Ecrire l’extrême, sous la direction de Pierre Bayard – Revue Europe, n°926-927, juin-juillet 2006

En quoi les œuvres liées aux crimes de masse déplacent-elles les catégories esthétiques existantes ou conduisent-elles à remettre en cause certaines représentations de l’art ? C’est à ces questions qu’ont tenté de répondre les participants de ce numéro d’Europe à partir d’exemples empruntés à différentes pratiques artistiques et à différentes périodes de l’Histoire.Une première particularité de ces œuvres tient à la place qu’y occupe fréquemment le témoignage.

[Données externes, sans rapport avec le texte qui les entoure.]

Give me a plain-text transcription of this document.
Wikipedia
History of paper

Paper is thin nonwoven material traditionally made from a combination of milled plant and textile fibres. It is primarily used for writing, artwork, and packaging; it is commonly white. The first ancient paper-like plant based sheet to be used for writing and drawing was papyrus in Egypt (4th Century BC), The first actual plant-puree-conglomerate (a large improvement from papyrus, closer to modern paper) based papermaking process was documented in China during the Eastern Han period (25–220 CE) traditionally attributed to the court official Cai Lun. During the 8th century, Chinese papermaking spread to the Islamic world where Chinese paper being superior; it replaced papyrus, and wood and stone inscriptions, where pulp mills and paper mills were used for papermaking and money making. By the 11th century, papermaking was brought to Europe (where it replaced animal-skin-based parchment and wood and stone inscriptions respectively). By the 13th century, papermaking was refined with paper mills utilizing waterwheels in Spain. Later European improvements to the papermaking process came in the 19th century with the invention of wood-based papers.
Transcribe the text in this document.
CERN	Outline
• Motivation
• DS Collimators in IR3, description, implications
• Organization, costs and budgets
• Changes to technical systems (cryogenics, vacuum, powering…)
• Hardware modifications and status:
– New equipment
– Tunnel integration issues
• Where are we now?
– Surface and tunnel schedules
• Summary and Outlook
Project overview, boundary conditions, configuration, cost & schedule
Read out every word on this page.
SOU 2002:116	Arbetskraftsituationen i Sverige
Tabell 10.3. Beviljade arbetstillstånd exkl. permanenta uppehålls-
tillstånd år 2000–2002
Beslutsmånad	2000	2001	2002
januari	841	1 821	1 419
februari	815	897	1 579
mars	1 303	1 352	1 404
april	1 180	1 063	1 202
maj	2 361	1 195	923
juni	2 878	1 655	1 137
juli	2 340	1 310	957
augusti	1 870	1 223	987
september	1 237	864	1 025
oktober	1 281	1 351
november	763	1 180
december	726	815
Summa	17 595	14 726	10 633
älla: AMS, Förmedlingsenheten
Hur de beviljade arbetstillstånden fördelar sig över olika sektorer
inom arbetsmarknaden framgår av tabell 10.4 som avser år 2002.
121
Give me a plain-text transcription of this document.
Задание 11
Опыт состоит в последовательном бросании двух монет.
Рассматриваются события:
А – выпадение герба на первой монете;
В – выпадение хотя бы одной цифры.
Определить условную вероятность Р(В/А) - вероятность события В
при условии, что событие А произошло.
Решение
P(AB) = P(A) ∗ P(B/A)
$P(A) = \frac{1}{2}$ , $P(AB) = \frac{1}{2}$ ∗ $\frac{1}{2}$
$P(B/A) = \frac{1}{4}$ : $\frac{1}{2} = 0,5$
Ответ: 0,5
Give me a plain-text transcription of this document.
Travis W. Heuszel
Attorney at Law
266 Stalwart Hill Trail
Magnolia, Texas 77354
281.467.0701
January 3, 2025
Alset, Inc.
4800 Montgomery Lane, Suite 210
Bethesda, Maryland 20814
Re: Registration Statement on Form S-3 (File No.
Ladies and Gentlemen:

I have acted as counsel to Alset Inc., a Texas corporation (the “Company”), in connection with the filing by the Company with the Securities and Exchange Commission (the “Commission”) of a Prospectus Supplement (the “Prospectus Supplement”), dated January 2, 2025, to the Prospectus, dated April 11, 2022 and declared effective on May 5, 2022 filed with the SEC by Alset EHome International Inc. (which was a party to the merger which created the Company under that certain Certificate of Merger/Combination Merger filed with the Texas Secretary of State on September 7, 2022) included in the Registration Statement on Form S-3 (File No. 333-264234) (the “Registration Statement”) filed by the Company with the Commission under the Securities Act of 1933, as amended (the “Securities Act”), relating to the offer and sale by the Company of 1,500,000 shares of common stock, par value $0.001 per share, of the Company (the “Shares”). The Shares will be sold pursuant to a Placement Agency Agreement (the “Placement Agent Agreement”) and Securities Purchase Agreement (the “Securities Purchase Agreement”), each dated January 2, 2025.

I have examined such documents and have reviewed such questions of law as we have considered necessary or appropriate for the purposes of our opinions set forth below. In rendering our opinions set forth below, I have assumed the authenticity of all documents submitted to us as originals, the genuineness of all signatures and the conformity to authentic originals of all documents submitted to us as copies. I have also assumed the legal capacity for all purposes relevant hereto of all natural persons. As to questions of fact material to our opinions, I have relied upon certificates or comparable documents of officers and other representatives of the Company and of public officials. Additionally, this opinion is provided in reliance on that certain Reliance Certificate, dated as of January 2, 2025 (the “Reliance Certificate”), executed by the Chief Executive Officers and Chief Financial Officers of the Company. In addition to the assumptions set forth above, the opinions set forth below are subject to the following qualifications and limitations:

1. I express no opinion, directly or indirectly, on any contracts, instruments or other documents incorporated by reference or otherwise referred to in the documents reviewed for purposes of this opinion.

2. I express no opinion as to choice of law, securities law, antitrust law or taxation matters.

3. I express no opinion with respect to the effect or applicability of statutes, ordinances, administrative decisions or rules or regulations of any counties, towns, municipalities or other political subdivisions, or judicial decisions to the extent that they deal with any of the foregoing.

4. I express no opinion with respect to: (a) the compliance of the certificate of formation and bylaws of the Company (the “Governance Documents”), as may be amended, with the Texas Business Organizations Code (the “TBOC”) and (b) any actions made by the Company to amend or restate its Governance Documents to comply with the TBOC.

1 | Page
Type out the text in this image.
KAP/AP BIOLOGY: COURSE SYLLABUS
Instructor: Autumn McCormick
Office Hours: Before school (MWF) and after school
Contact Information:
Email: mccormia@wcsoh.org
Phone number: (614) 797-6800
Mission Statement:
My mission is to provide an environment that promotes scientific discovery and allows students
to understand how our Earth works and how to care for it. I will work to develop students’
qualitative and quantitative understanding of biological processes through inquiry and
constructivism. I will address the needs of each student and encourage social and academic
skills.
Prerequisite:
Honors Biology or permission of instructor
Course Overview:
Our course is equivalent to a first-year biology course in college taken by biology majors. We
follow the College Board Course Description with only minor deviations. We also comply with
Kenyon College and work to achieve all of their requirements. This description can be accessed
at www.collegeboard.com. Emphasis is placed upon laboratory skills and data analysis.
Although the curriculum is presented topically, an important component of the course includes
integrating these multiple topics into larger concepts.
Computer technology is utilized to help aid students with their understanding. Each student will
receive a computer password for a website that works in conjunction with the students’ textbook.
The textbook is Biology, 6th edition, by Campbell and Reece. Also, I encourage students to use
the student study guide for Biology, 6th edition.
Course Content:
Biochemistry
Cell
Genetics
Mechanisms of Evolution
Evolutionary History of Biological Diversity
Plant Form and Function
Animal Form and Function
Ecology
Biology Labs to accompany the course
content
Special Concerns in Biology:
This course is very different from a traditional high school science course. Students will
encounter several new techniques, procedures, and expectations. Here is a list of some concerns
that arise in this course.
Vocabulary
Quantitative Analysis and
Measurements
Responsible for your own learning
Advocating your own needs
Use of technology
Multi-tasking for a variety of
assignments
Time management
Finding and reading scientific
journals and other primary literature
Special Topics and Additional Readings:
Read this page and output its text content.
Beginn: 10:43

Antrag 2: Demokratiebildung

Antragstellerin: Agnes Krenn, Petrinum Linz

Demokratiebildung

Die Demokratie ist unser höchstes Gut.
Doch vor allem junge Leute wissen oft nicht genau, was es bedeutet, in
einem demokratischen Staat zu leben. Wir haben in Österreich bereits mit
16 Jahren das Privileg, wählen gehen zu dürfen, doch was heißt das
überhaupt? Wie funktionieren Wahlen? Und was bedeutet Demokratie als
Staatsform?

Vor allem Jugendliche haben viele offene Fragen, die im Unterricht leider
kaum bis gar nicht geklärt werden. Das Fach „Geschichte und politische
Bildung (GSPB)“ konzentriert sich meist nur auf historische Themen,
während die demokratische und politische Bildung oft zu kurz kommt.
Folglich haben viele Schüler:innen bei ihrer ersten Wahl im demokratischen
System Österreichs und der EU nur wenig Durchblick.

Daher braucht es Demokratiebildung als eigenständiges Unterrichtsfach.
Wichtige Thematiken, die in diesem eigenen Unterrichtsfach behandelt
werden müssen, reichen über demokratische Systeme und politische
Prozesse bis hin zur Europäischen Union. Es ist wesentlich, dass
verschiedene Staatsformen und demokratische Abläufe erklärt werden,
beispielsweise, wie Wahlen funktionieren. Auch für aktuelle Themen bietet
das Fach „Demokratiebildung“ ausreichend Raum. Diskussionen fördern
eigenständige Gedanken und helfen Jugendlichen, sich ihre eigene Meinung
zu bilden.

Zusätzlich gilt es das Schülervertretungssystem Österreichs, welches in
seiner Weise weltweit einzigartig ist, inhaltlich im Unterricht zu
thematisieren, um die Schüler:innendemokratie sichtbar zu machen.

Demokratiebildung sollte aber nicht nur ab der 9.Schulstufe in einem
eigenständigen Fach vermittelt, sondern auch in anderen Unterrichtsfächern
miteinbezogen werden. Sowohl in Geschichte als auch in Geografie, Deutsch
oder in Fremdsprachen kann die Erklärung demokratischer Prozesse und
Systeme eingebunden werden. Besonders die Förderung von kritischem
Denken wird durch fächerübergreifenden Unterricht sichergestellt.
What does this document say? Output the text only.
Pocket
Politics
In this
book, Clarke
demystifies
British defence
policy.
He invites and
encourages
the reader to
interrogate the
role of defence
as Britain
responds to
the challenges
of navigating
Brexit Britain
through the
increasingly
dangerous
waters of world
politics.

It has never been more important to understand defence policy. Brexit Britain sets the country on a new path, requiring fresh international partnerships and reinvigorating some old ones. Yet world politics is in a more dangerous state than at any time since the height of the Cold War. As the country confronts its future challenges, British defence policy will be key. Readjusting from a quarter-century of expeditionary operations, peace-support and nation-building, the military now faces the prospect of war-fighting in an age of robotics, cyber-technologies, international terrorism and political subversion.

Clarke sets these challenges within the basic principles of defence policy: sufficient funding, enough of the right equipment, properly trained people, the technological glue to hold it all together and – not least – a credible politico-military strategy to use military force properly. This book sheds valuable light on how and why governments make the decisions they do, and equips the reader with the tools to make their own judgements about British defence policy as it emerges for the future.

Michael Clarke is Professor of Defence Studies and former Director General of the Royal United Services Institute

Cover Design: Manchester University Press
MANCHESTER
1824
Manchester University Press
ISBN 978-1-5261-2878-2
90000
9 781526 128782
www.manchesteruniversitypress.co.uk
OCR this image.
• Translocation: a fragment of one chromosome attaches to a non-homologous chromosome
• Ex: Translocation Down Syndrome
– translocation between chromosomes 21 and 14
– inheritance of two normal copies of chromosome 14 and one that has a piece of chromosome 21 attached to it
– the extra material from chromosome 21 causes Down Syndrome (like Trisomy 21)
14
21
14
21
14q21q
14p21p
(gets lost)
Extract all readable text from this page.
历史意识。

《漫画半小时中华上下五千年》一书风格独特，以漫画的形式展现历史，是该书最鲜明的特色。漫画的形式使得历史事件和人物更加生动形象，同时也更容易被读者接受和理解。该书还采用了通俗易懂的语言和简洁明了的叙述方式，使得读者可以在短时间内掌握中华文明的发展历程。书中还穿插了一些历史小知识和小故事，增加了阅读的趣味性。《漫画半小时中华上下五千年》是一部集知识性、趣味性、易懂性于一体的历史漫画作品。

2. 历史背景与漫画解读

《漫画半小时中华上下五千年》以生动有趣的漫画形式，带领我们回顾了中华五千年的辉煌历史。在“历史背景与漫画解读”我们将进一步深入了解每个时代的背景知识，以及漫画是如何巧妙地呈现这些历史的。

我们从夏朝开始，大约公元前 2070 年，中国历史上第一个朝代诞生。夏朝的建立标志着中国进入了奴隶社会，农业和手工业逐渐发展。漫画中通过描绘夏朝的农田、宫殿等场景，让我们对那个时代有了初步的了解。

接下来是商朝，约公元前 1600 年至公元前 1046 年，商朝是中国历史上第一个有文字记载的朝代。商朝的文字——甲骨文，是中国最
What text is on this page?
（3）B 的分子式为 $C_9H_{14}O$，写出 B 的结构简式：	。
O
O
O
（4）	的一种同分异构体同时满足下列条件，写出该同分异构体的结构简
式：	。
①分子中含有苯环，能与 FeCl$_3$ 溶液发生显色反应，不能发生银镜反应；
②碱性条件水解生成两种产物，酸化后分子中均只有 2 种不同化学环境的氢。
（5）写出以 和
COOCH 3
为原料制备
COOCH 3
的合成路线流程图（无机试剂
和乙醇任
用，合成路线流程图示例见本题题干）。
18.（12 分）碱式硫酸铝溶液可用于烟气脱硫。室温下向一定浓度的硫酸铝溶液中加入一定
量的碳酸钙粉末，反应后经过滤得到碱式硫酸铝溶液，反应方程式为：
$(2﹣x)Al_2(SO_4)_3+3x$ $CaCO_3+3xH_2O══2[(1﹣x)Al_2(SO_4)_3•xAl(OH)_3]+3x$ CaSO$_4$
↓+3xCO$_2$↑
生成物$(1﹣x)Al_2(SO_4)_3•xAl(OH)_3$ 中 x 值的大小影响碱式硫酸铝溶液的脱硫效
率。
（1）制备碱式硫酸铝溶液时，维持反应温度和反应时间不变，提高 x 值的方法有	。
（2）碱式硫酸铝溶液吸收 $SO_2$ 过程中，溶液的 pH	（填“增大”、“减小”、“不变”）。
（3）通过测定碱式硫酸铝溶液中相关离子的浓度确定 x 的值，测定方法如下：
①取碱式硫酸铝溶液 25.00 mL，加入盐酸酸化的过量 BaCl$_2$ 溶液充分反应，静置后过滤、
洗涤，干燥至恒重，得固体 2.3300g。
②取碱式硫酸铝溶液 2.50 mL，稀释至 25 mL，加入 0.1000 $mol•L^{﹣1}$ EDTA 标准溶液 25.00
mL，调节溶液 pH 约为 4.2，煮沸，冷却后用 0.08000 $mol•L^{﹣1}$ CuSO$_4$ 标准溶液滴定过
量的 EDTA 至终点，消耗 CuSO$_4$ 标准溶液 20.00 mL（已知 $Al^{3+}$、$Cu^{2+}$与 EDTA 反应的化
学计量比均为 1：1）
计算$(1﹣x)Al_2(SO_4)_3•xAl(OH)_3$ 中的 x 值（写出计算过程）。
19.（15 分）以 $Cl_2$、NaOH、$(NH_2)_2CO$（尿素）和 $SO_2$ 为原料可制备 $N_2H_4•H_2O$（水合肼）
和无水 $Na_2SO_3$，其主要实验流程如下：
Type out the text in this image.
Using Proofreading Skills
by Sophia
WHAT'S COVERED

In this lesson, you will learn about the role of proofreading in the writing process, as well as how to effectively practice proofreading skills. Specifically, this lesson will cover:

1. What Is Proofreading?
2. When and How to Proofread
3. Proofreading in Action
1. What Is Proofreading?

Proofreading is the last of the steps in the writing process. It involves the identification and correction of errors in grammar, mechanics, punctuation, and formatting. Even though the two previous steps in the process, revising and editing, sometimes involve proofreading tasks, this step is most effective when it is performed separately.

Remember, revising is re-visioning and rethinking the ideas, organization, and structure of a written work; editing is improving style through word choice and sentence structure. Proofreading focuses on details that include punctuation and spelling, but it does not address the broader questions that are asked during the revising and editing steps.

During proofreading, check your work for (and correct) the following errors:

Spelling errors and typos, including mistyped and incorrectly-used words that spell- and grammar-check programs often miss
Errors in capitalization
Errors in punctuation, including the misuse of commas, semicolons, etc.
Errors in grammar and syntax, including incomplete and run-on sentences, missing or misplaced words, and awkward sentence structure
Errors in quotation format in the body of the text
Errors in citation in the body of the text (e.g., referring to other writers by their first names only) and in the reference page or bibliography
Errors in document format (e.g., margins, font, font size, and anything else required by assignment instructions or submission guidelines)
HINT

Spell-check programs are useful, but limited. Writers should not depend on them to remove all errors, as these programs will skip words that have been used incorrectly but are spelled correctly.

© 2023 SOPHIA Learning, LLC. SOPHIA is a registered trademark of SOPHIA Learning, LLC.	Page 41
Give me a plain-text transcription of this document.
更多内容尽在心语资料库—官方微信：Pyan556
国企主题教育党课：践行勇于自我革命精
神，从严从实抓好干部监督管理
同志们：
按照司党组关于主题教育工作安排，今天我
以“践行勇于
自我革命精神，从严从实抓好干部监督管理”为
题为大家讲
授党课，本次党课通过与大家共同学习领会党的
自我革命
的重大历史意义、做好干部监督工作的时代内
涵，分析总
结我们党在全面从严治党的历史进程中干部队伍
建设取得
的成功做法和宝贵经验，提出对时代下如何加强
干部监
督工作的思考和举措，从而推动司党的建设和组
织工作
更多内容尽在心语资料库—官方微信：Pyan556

Tout témoignage ne fait pas œuvre, mais la parole du survivant ou du témoin est d’un tel poids symbolique qu’elle s’impose d’elle-même et tend à réaménager, dans les œuvres où elle figure, l’ensemble de l’espace esthétique. Tout se passe dès lors comme si la limite entre témoignage et fiction s’en trouvait modifiée. Mais cette limite n’est pas la seule à s’estomper. L’ensemble de la séparation entre les genres, voire entre les arts, se trouve questionné, comme si, aucune des formes connues n’étant propice à l’expression de l’extrême, seules les œuvres qui les mettent en crise ou parviennent à en inventer de nouvelles, avaient une chance d’exprimer ce qui ne peut se dire. La question de l’irreprésentable prend ici une sorte d’évidence absolue, et pour ainsi dire éthique, l’irreprésentable cessant d’être la limite de la création pour en devenir le centre ou l’objet. Mais c’est aussi l’ensemble de la réflexion sur la littérature et l’art qui est interrogé par ces œuvres. Que l’on ait continué à créer après Auschwitz n’empêche pas la Shoah de travailler sourdement toute possibilité d’invention en renvoyant l’espace esthétique à la menace de sa vacuité. Et les grandes exterminations de la fin du XXe siècle n’ont pas contribué à rendre plus serein l’espace de la création.